That Joel Thibodeau’s slender, winsome voice is at once so comforting and so unsettling might be the greatest of his many strengths. Reed-thin but sturdy, youthful but somehow ageless, its deep benevolence is also slightly eerie, and the way he gently walks the line between intense feeling and contemplative remove lets him sing from a timeless place where he evokes the beauty of vanished people and places, sweetness too profound for words, loss too great for tears.
Like Nico’s, Jimmy Scott’s, or Phil Elverum’s, Joel’s is a voice that demands its own sonic and lyrical world, and with Island Intervals, his third record as Death Vessel (and second for Sub Pop), we’re treated to the sound of him finding a rich and strange new home among new friends in Iceland who probably saw him as a long-lost relative. Joel’s an inveterate and intuitive wanderer; when I met him years ago, he’d just spent a few months traveling the United States on Greyhound buses, sometimes sleeping rough, and making a record from found moments. I remember he had an otherworldly quality about him that I couldn’t quite name, like he’d just blown in on the wind.

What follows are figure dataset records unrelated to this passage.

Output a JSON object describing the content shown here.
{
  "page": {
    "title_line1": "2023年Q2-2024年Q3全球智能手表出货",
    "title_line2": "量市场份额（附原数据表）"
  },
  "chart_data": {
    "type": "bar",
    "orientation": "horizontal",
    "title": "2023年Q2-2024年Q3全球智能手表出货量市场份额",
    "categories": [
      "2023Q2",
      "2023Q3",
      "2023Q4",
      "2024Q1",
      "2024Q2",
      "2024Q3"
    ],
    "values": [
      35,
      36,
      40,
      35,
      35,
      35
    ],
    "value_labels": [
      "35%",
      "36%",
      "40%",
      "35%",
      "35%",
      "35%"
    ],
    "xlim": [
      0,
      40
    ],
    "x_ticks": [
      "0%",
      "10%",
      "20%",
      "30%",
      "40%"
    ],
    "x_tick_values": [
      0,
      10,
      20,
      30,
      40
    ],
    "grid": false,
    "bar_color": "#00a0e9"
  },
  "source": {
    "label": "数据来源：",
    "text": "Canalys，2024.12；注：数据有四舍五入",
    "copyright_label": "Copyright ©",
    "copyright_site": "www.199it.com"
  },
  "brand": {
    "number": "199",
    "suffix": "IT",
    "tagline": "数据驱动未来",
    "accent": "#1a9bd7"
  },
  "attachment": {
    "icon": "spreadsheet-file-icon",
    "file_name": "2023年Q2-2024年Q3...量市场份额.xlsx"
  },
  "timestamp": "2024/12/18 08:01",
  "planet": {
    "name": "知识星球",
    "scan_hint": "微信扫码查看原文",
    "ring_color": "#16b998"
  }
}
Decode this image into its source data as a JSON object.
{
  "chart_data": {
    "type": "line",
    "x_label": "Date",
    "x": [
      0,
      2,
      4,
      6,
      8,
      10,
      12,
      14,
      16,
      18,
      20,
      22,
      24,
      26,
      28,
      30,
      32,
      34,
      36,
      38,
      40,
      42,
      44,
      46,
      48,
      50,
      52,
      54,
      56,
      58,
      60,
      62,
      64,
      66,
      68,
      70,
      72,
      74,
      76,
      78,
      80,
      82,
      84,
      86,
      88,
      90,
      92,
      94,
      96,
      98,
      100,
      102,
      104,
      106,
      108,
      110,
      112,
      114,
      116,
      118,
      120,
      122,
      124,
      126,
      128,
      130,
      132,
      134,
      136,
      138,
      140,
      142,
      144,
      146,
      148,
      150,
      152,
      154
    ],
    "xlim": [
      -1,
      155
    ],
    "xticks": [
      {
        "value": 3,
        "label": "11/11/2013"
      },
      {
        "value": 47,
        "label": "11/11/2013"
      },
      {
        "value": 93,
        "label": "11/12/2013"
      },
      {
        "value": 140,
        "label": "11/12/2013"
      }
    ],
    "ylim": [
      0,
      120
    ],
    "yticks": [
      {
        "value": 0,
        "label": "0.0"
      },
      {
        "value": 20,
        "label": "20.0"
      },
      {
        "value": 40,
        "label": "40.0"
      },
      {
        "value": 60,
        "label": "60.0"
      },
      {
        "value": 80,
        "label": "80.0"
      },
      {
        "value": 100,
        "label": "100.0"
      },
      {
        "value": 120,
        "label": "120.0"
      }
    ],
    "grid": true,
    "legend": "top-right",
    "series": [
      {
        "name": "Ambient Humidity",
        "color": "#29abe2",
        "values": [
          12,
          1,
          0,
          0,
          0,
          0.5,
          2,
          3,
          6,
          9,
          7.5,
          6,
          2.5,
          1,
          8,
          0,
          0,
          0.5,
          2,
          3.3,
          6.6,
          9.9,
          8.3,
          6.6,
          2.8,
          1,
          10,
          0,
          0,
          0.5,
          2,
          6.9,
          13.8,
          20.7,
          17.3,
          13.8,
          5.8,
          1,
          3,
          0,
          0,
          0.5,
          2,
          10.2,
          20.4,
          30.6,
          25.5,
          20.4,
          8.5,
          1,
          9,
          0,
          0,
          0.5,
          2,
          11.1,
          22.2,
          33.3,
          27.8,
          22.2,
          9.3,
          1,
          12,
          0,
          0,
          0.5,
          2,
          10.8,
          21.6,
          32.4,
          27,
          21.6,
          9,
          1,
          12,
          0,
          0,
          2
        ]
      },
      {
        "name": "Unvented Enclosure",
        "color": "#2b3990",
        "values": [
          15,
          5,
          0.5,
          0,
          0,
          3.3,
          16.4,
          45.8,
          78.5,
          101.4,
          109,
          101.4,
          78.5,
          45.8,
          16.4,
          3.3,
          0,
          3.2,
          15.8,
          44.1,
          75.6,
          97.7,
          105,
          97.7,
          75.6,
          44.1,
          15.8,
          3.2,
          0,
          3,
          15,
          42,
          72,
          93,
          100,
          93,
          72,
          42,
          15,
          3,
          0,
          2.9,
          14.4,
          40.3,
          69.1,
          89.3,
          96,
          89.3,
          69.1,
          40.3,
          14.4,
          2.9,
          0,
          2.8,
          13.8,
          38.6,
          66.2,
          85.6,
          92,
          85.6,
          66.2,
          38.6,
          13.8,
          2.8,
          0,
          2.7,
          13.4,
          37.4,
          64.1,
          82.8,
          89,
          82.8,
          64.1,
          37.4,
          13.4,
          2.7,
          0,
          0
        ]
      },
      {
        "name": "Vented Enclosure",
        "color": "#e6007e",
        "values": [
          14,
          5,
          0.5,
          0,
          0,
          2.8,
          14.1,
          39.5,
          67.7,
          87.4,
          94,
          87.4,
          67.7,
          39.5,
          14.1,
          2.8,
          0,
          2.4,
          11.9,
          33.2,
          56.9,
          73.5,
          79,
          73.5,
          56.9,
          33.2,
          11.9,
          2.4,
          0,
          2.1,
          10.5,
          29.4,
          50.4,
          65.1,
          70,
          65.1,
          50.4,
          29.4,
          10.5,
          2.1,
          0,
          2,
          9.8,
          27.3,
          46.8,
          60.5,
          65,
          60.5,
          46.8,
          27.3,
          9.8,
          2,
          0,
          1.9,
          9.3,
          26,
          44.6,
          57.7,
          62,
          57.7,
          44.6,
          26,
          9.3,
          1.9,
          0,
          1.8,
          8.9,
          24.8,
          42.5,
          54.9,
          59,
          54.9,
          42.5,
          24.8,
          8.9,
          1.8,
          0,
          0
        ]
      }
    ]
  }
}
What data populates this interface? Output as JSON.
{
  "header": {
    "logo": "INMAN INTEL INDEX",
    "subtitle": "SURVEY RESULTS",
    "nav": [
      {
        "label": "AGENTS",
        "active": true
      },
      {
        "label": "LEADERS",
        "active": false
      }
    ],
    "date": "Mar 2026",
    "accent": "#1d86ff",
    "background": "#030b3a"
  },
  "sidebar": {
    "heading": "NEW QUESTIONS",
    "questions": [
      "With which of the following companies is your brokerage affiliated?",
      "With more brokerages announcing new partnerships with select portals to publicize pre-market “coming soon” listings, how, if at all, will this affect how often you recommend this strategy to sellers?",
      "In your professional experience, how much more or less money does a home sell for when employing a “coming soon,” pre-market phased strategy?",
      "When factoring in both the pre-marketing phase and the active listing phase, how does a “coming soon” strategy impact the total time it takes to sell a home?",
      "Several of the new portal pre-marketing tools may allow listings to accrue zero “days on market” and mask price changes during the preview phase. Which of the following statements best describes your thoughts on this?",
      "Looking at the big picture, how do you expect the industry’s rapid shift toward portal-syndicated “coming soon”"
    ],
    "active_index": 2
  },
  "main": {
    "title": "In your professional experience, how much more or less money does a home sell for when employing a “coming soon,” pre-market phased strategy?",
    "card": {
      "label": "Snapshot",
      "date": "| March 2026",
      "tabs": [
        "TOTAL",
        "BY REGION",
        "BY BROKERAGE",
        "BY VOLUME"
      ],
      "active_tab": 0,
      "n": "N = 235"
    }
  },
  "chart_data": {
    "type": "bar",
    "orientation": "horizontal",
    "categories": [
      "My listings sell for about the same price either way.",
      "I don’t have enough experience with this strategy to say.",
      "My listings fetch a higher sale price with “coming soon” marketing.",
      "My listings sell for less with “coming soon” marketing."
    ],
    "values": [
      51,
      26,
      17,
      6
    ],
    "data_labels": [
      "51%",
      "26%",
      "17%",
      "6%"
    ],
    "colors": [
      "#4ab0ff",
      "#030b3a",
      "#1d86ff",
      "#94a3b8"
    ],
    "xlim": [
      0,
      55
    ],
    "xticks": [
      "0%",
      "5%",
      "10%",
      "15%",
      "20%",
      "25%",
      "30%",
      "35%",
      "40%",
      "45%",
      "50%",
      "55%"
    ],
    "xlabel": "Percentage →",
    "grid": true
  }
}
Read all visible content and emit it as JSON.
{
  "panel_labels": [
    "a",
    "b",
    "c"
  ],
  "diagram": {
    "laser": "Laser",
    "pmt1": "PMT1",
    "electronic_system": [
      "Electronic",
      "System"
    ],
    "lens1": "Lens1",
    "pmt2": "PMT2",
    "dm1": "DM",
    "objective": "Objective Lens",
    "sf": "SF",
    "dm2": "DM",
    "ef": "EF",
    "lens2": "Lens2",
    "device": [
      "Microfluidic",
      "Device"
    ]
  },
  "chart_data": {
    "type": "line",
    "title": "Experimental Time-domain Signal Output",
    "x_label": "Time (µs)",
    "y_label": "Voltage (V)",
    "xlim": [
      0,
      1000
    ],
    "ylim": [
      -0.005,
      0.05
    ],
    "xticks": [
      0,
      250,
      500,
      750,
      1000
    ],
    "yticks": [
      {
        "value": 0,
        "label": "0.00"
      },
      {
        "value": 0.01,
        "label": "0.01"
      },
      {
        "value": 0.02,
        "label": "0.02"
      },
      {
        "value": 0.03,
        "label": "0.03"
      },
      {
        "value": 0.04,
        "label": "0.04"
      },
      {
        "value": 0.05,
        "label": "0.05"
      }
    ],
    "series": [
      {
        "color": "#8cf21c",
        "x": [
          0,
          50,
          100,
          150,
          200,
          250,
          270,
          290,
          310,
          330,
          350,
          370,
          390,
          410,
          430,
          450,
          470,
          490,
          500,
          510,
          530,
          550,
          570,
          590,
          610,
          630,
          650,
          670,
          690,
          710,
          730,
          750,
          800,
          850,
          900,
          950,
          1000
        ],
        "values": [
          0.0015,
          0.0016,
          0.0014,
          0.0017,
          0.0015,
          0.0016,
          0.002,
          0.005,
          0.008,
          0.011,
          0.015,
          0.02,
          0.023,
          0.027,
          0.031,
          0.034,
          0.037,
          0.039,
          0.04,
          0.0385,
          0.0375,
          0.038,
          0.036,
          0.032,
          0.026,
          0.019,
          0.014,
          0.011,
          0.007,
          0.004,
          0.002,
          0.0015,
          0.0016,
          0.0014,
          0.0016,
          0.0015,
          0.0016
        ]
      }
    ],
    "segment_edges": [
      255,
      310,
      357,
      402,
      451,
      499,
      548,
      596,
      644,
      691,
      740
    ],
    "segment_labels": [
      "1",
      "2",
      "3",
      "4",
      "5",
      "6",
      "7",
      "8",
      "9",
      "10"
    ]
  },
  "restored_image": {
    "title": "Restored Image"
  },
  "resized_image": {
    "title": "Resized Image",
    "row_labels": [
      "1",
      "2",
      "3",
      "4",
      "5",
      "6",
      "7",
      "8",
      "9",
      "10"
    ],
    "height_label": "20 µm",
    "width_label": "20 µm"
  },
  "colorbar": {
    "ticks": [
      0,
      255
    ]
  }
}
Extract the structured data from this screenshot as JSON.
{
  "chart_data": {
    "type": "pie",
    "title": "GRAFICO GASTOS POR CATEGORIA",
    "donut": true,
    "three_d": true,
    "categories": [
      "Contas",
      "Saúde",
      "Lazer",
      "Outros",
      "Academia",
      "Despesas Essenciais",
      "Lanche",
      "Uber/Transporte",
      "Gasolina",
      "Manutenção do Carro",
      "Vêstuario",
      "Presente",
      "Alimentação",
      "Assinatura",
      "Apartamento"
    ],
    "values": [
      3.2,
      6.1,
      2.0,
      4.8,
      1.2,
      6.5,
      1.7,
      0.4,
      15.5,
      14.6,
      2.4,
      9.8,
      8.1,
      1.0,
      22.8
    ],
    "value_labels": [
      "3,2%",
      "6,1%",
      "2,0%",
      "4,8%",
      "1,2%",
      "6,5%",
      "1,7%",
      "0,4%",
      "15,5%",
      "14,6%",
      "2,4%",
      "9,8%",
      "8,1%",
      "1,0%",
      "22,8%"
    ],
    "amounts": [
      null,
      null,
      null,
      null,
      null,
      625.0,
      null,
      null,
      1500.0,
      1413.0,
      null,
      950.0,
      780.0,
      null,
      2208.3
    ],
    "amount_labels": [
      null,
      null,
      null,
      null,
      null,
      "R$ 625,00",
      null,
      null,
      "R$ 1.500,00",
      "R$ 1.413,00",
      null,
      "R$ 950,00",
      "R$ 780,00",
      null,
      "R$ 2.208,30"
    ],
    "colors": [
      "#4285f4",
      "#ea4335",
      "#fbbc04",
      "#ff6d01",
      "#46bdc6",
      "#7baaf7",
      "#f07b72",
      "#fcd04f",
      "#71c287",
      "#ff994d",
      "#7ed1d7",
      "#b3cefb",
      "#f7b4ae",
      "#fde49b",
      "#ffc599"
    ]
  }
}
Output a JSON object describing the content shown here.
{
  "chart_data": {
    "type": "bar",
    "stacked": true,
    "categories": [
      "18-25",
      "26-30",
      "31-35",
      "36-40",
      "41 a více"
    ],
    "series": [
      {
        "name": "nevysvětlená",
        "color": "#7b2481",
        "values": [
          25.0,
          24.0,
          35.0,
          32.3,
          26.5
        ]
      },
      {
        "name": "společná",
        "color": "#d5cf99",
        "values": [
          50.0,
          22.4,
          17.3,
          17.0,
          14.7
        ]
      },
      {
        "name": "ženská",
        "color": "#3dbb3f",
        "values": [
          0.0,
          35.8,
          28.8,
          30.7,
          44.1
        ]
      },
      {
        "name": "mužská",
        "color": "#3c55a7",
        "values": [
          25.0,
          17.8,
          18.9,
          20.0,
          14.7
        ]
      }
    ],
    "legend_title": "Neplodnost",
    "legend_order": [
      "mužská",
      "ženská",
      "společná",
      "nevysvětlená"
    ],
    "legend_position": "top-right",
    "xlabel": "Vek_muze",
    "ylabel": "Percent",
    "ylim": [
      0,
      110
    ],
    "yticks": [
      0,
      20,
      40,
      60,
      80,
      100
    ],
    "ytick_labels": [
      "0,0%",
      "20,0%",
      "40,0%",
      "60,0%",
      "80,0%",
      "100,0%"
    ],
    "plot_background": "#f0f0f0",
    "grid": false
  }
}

Island Intervals springs from a more recent journey. For his first album since 2008’s acclaimed Nothing Is Precious Enough for Us, Joel traveled to Reykjavík on an invitation from Sigur Rós singer Jónsi and producer Alex Somers, where they spent three months together conjuring an album that’s both a song cycle and a window into a mysterious and singular landscape. From the creaking bellows of the pump organ that opens the astonishing, hymn-like “Ejecta,” to the fragmented voices that sway and swirl through the closing “Loom,” Island Intervals wraps Joel’s voice and furtive guitar in sounds that evoke not so much a band playing as elemental forces of earth and water; multi-instrumentalist Pete Donnelly (The Figgs, NRBQ) along with percussionists Samuli Kosminen (Múm) and Thorvaldur “Doddi” Thorvaldsson assist Somers in creating a rich and multi-layered world that sounds, at times, like a well-tuned forest sighing and bending in a gale, or the deep cracks and booms of a glacier calving its way to the sea.
Along the way, one revelation after another approaches and withdraws, as each song shifts between sonic vistas so vast and deep they inspire head-shaking awe and a focused closeness so intense that it seems equally grand. It’s like a sonic version of the short film Powers of Ten and clearly the product of obsessive effort, but it all feels very alive in a way I’ve never quite heard before. Joel somehow captures the moments of life when we see ourselves most clearly in realizing who we aren’t, moments of opening doors with joy and closing them with respect, and of the terrors and delights of glimpsing our own lives in a universal context. Songs like “Mercury Dime” and “Island Vapors” tumble headlong and downhill, while “Ilsa Drown,” a collaboration with Jónsi, captures the unearthly delirium of a climb above tree line. That’s a hell of a bar to rise to lyrically, but Joel does it again and again, with tangles of words knotted into language that evokes a stuttering clarity.
But it’s a clarity that can’t last. “I don’t know how to behave when there’s nothing in my way,” he admits in “Loom,” a little ruefully, and it’s easy to imagine him making his bed before dawn and leaving the chorus in a note by the door: “I don’t want to owe you my only open road to goodbye.” And then, just like that, he’s gone. Island Intervals lives in the spaces between running away and letting go, and finds its author embracing a life whose most solid, real moments loom and vanish, like a range of mountains that emerges from a bank of low clouds, and just as suddenly slips away.